Spatial Coupling of Generator Matrix: A General Approach to Design of Good Codes at a Target BER

TL;DR

This paper introduces a systematic design methodology for spatially coupled generator matrices in BMST systems, enabling near-capacity performance at very low BERs by using a two-phase decoding approach and performance bounds.

Contribution

It proposes a general approach to design BMST codes with predictable performance close to Shannon capacity at targeted BERs, using a novel two-phase decoding and genie-aided bounds.

Findings

Achieves performance within 1 dB of Shannon limit at BER of 10^-15

Uses Cartesian product of short codes for simplified design

Demonstrates effective two-phase decoding with performance prediction

Abstract

For any given short code (referred to as the basic code), block Markov superposition transmission (BMST) provides a simple way to obtain predictable extra coding gain by spatial coupling the generator matrix of the basic code. This paper presents a systematic design methodology for BMST systems to approach the channel capacity at any given target bit-error-rate (BER) of interest. To simplify the design, we choose the basic code as the Cartesian product of a short block code. The encoding memory is then inferred from the genie-aided lower bound according to the performance gap of the short block code to the corresponding Shannon limit at the target BER. In addition to the sliding-window decoding algorithm, we propose to perform one more phase decoding to remove residual (rare) errors. A new technique that assumes a noisy genie is proposed to upper bound the performance.
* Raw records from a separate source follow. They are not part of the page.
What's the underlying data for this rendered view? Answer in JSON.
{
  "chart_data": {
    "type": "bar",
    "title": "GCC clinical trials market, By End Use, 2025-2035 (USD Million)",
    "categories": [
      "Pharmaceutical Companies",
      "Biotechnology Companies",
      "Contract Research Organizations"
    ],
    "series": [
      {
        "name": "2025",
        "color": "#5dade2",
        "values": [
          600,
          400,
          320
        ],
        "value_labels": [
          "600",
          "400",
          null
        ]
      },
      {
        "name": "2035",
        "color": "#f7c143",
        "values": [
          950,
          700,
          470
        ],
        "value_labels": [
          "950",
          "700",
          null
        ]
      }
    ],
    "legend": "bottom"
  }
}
Under some mild assumptions, these genie-aided bounds can be used to predict the performance of the proposed two-phase decoding algorithm in the extremely low BER region. Using the Cartesian product of a repetition code as the basic code, we construct a BMST system with an encoding memory 30 whose performance at the BER of $10^{-15}$ can be predicted within one dB away from the Shannon limit over the binary-input additive white Gaussian noise channel (BI-AWGNC).